Some leaders allocate their leadership capital by giving more to the loudest requestors. This method is all about achieving peace — the “reactive” approach. Instead of proactively determining where to invest their time and energy, they distribute it on a first come, first served basis. Imagine if you told your clients to always take the first option that pops up for them. How long would they keep you as their advisor?

Leaders may allocate their leadership capital where it’s easiest to do so — the “path of least resistance” approach. In this case, leaders find it easier to work with certain team members than others, so they spend all their time with a subset of their team they like the most. This approach minimizes their stress by limiting their interactions with more difficult team members. That approach is risky. Not only will other team members feel their leader is playing favorites, but the leader isn’t getting the return she should for her leadership capital investment. Furthermore, the person who is fun to work with might be the lowest performer on the team. Imagine if you told your clients you made investment choices solely based on which account rep was the nicest.

These three approaches — “spreading peanut butter on a sandwich,” “being reactive,” and “the path of least resistance” — have benefits, but they’re not likely to be the best way to get the most efficient and effective output from the entire team.

To get the best results out of your team, you should think about your team as a portfolio of people with different performance patterns that require different amounts, and types, of leadership from you. These performance patterns come in four basic forms based on the input of leadership capital they require from you and the output they create in return:

  • Exemplars (high output / low input) can be categorized based upon their career aspirations. Some Exemplars want their great performance to provide them a stepping stone to larger roles and responsibilities. These are the “Rising Stars.” Other Exemplars are content remaining in their current roles. They’re experts and they’re satisfied with delivering outstanding results without much interference from their boss. These individuals are the “Domain Masters.”
  • High-Cost Producers (high output / high input) break into subtypes based on the kinds of costs they incur. Some get results but at the high cost of damaging team morale and destroying the goodwill you and your team have accrued with others. These individuals are the “Steamrollers.” High-Cost Producers who get results but require an inordinate amount of hand-holding from their leader to get them done are the “Squeaky Wheels.”
  • Detractors (low output / high input) are defined by the root cause of their performance issues. Some don’t have the skills they need to do their job. These individuals are the “Square Pegs.” We call Detractors who have the skills to do the job but lack the will to do it the “Slackers.”
  • Passenger (low output / low input) subtypes are determined by the kind of output they produce. Some only work to get their paycheck. They expend the bare minimum amount of effort required to keep getting paid. These are the behaviors of your “Stowaways.” Other Passengers exert a great deal of energy but they focus on tasks they want to do, not tasks you need them to do. We refer to Passengers behaving this way as “Joyriders.
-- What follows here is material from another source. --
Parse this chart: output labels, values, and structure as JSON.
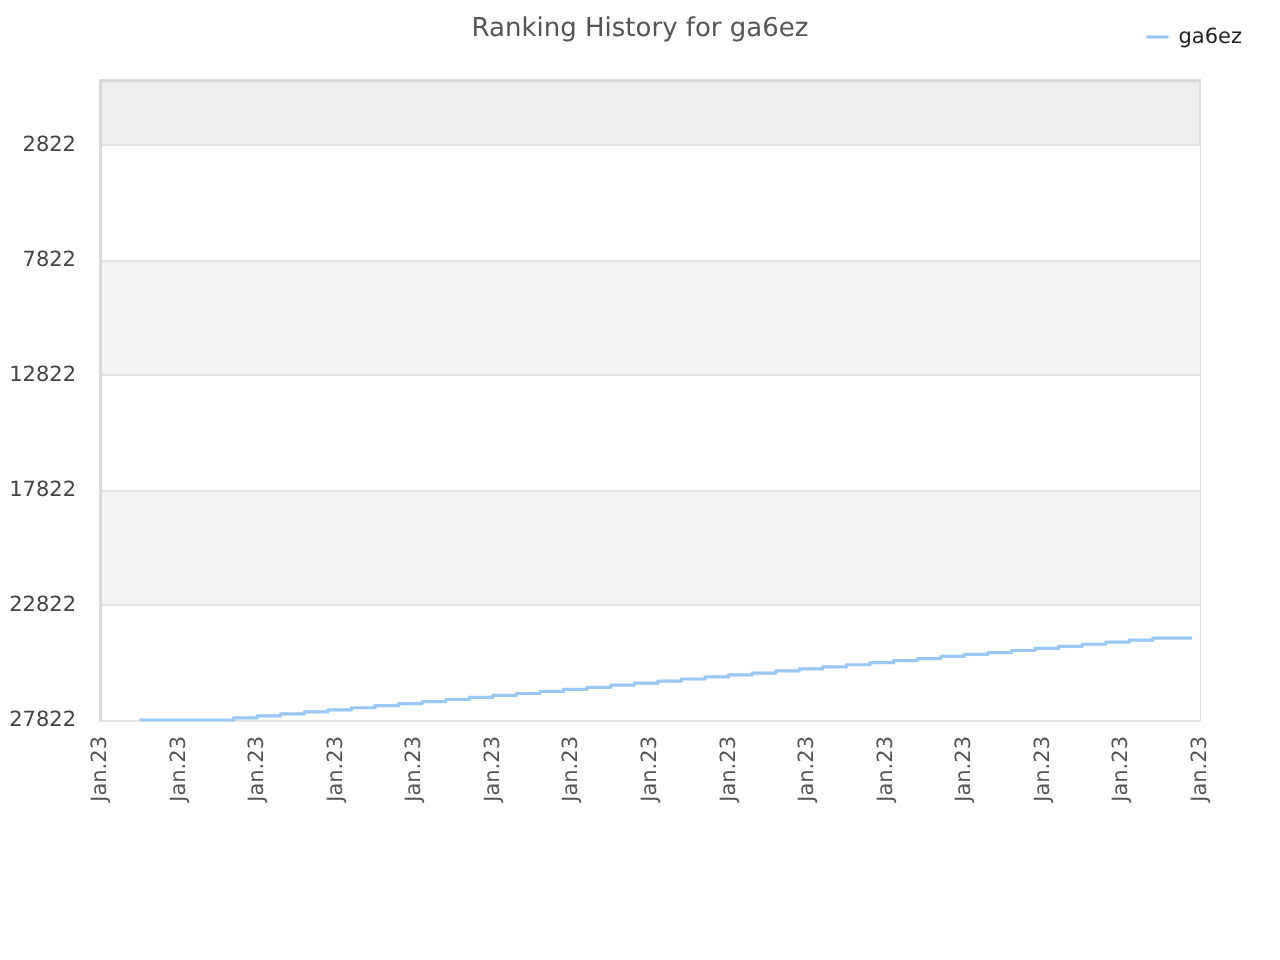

Once you have identified the behavioral-performance patterns present on your team, you will see your team in a new light. (You can use this simple online tool to assess your team using this framework.) Armed with these new insights, you can figure out the specific type of leadership each team member needs from you to improve their performance. By seeing your team as a portfolio, you can also figure out how you can invest less of your time in some parts so you can invest more in other parts. In short, you will learn to get better results out of your team by working smarter, not harder, as a leader.